A self-consistent boundary element, parametric dislocation dynamics formulation of plastic flow in finite volumes

We present a self-consistent formulation of 3-D parametric dislocation dynamics (PDD) with the boundary element method (BEM) to describe dislocation motion, and hence microscopic plastic flow in finite volumes. We develop quantitative measures of the accuracy and convergence of the method by considering a comparison with known analytical solutions. It is shown that the method displays absolute convergence with increasing the number of quadrature points on the dislocation loop and the surface mesh density. The error in the image force on a screw dislocation approaching a free surface is shown to increase as the dislocation approaches the surface, but is nevertheless controllable. For example, at a distance of one lattice parameter from the surface, the relative error is less than 5% for a surface mesh with an element size of 1000×20001000×2000 (in units of lattice parameter), and 64 quadrature points.
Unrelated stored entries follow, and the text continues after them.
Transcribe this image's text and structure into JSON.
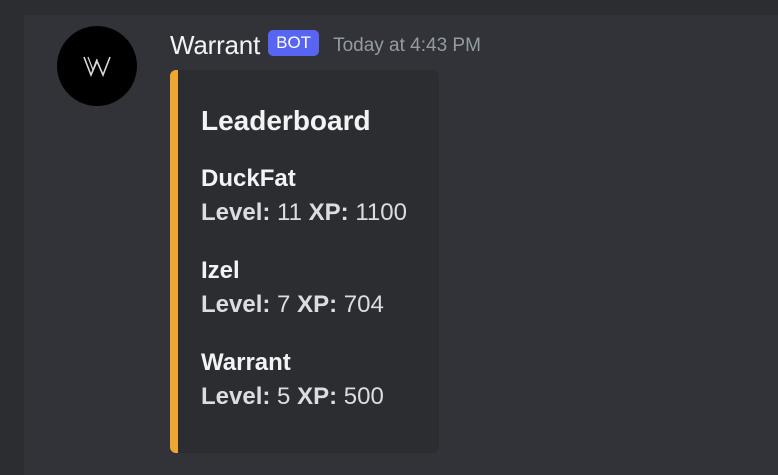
{
  "message": {
    "author": "Warrant",
    "badge": "BOT",
    "timestamp": "Today at 4:43 PM",
    "avatar_icon": "w-logo-icon",
    "avatar_color": "#000000"
  },
  "embed": {
    "accent_color": "#f0a732",
    "title": "Leaderboard",
    "level_label": "Level:",
    "xp_label": "XP:",
    "fields": [
      {
        "name": "DuckFat",
        "level": "11",
        "xp": "1100"
      },
      {
        "name": "Izel",
        "level": "7",
        "xp": "704"
      },
      {
        "name": "Warrant",
        "level": "5",
        "xp": "500"
      }
    ]
  }
}
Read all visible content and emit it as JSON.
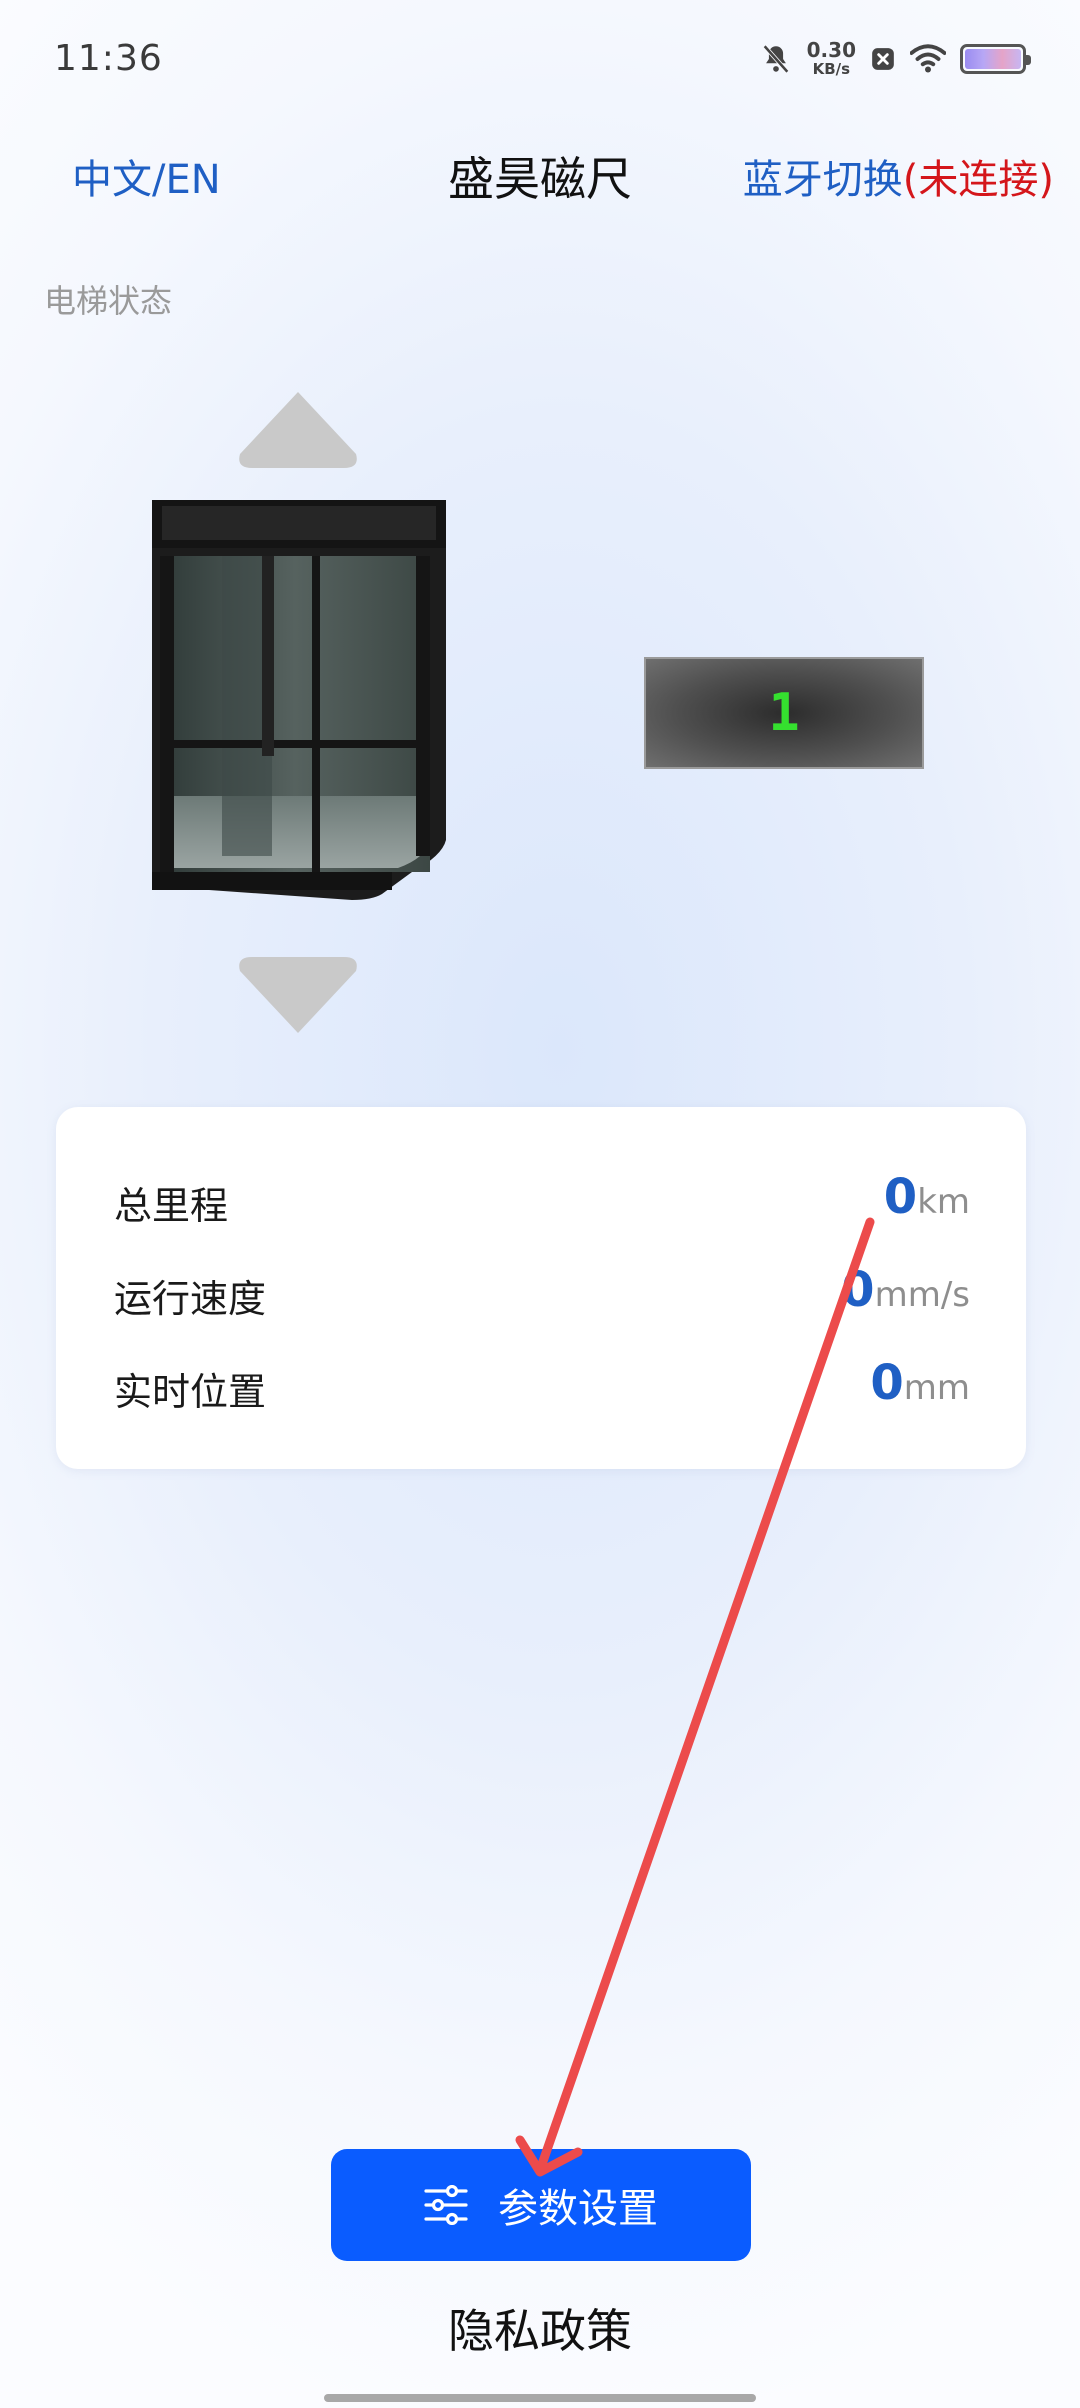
{
  "status_bar": {
    "time": "11:36",
    "net_speed_value": "0.30",
    "net_speed_unit": "KB/s",
    "icons": [
      "bell-muted-icon",
      "close-box-icon",
      "wifi-icon",
      "battery-icon"
    ]
  },
  "header": {
    "language_toggle": "中文/EN",
    "title": "盛昊磁尺",
    "bluetooth_label": "蓝牙切换",
    "bluetooth_status": "(未连接)"
  },
  "elevator": {
    "section_label": "电梯状态",
    "floor": "1",
    "icons": [
      "arrow-up-icon",
      "elevator-car-icon",
      "arrow-down-icon"
    ]
  },
  "stats": {
    "rows": [
      {
        "label": "总里程",
        "value": "0",
        "unit": "km"
      },
      {
        "label": "运行速度",
        "value": "0",
        "unit": "mm/s"
      },
      {
        "label": "实时位置",
        "value": "0",
        "unit": "mm"
      }
    ]
  },
  "actions": {
    "params_button": "参数设置",
    "params_icon": "sliders-icon",
    "privacy_link": "隐私政策"
  },
  "colors": {
    "primary_blue": "#0a5cff",
    "text_blue": "#1f5fc4",
    "status_red": "#d4161b",
    "floor_digit_green": "#35e02f",
    "annotation_red": "#ec4b4b"
  }
}
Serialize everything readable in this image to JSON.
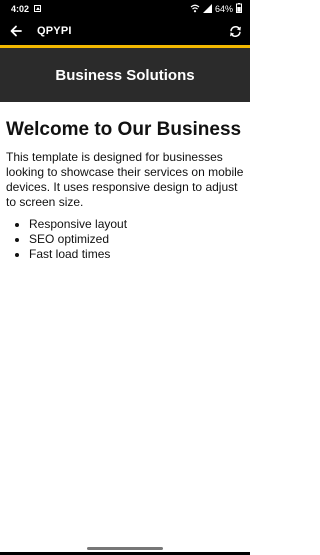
{
  "status_bar": {
    "time": "4:02",
    "battery": "64%",
    "icons": [
      "image-icon",
      "wifi-icon",
      "signal-icon",
      "battery-icon"
    ]
  },
  "app_bar": {
    "title": "QPYPI",
    "back_icon": "arrow-left-icon",
    "refresh_icon": "refresh-icon"
  },
  "page_header": {
    "title": "Business Solutions"
  },
  "content": {
    "heading": "Welcome to Our Business",
    "paragraph": "This template is designed for businesses looking to showcase their services on mobile devices. It uses responsive design to adjust to screen size.",
    "features": [
      "Responsive layout",
      "SEO optimized",
      "Fast load times"
    ]
  },
  "colors": {
    "status_bar": "#000000",
    "app_bar": "#000000",
    "accent": "#f2b800",
    "header_bg": "#2b2b2b",
    "page_bg": "#ffffff",
    "text": "#111111"
  }
}
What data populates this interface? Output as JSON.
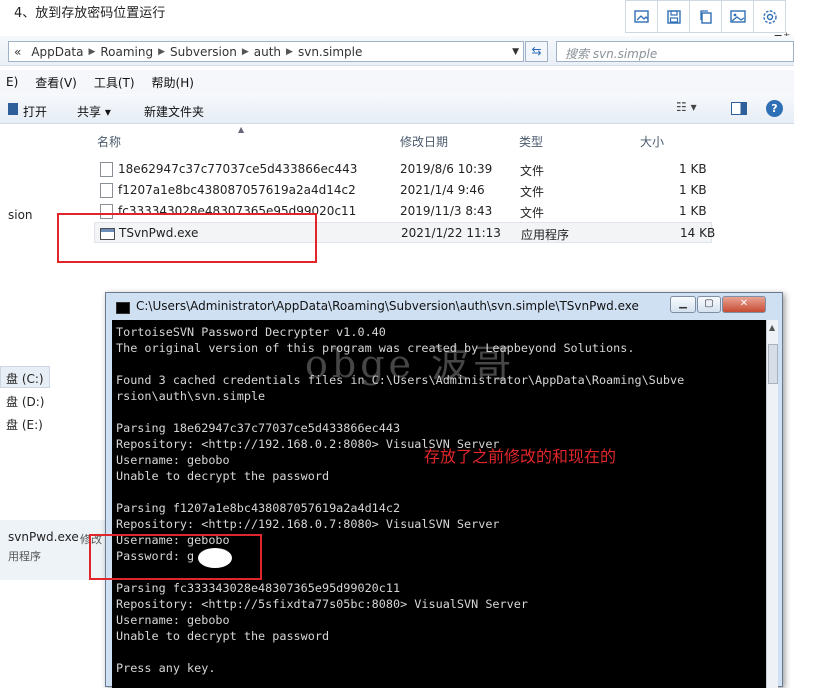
{
  "doc": {
    "step_title": "4、放到存放密码位置运行"
  },
  "toolbar_icons": [
    "image-edit-icon",
    "save-icon",
    "copy-icon",
    "picture-icon",
    "settings-icon"
  ],
  "explorer": {
    "breadcrumb": [
      "«",
      "AppData",
      "Roaming",
      "Subversion",
      "auth",
      "svn.simple"
    ],
    "search_placeholder": "搜索 svn.simple",
    "menu": [
      "E)",
      "查看(V)",
      "工具(T)",
      "帮助(H)"
    ],
    "commands": {
      "open": "打开",
      "share": "共享 ▾",
      "new_folder": "新建文件夹"
    },
    "columns": {
      "name": "名称",
      "date": "修改日期",
      "type": "类型",
      "size": "大小"
    },
    "files": [
      {
        "name": "18e62947c37c77037ce5d433866ec443",
        "date": "2019/8/6 10:39",
        "type": "文件",
        "size": "1 KB"
      },
      {
        "name": "f1207a1e8bc438087057619a2a4d14c2",
        "date": "2021/1/4 9:46",
        "type": "文件",
        "size": "1 KB"
      },
      {
        "name": "fc333343028e48307365e95d99020c11",
        "date": "2019/11/3 8:43",
        "type": "文件",
        "size": "1 KB"
      },
      {
        "name": "TSvnPwd.exe",
        "date": "2021/1/22 11:13",
        "type": "应用程序",
        "size": "14 KB"
      }
    ],
    "nav": {
      "partial": "sion",
      "drive_c": "盘 (C:)",
      "drive_d": "盘 (D:)",
      "drive_e": "盘 (E:)"
    },
    "details": {
      "name": "svnPwd.exe",
      "modified": "修改",
      "type": "用程序"
    }
  },
  "console": {
    "title": "C:\\Users\\Administrator\\AppData\\Roaming\\Subversion\\auth\\svn.simple\\TSvnPwd.exe",
    "output": "TortoiseSVN Password Decrypter v1.0.40\nThe original version of this program was created by Leapbeyond Solutions.\n\nFound 3 cached credentials files in C:\\Users\\Administrator\\AppData\\Roaming\\Subve\nrsion\\auth\\svn.simple\n\nParsing 18e62947c37c77037ce5d433866ec443\nRepository: <http://192.168.0.2:8080> VisualSVN Server\nUsername: gebobo\nUnable to decrypt the password\n\nParsing f1207a1e8bc438087057619a2a4d14c2\nRepository: <http://192.168.0.7:8080> VisualSVN Server\nUsername: gebobo\nPassword: g    o\n\nParsing fc333343028e48307365e95d99020c11\nRepository: <http://5sfixdta77s05bc:8080> VisualSVN Server\nUsername: gebobo\nUnable to decrypt the password\n\nPress any key."
  },
  "annotation": "存放了之前修改的和现在的",
  "watermark": "obge 波哥"
}
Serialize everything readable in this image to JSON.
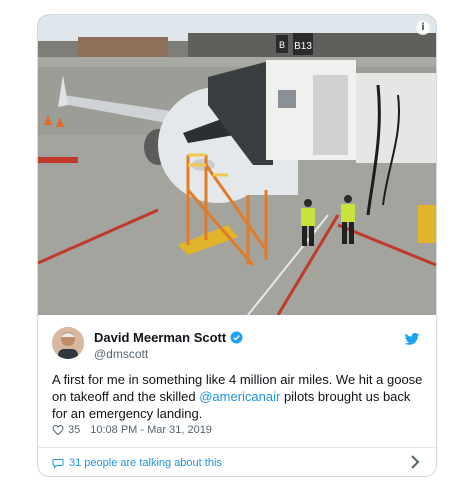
{
  "tweet": {
    "author_name": "David Meerman Scott",
    "handle": "@dmscott",
    "text_before": "A first for me in something like 4 million air miles. We hit a goose on takeoff and the skilled ",
    "mention": "@americanair",
    "text_after": " pilots brought us back for an emergency landing.",
    "likes": "35",
    "timestamp": "10:08 PM - Mar 31, 2019",
    "conversation": "31 people are talking about this"
  },
  "photo": {
    "gate_sign": "B13",
    "gate_sign_small": "B",
    "info": "i"
  },
  "colors": {
    "link": "#1b95e0",
    "text": "#0f1419",
    "muted": "#536471",
    "verified": "#1da1f2"
  },
  "icons": [
    "info-icon",
    "verified-icon",
    "twitter-bird-icon",
    "heart-icon",
    "comment-bubble-icon",
    "chevron-right-icon"
  ]
}
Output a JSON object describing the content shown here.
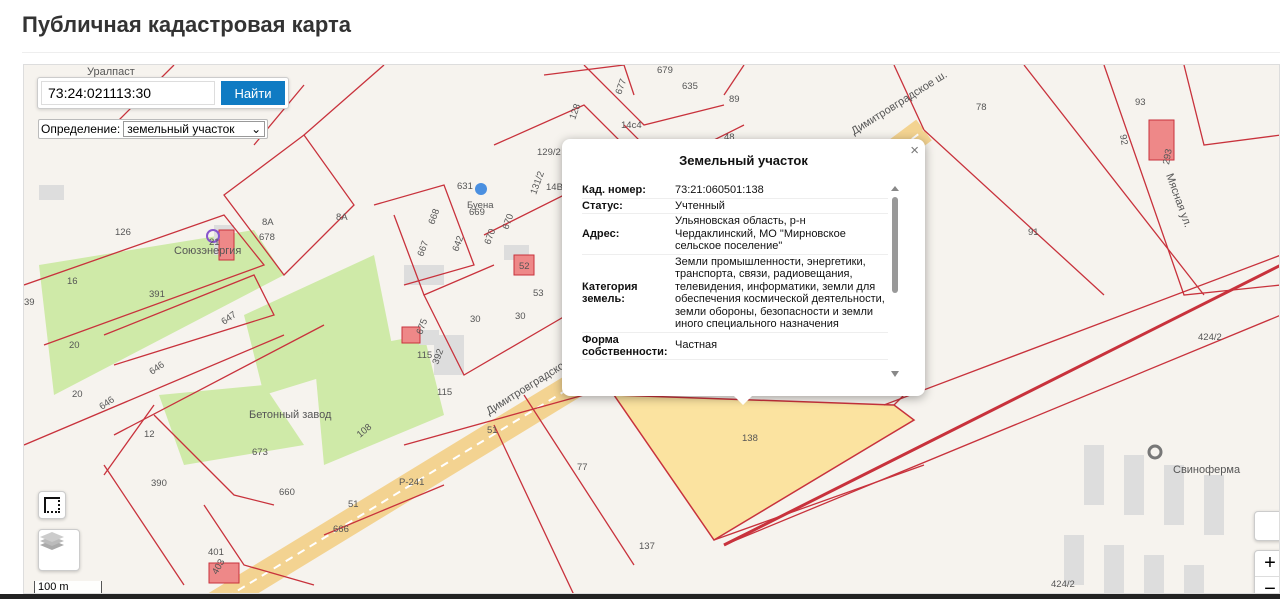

The Eshelby twist angle in a finite-length cylinder containing a coaxial screw dislocation is also used to benchmark the method. Finally, large scale 3-D simulation results of single slip behavior in cylindrical microcrystals are presented. Plastic flow characteristics and the stress–strain behavior of cylindrical microcrystals under compression are shown to be in agreement with experimental observations. It is shown that the mean length of dislocations trapped at the surface is the dominant factor in determining the size effects on hardening of single crystals. The influence of surface image fields on the flow stress is finally explored. It is shown that the flow stress is reduced by as much as 20% for small single crystals of size less than 0.15μm.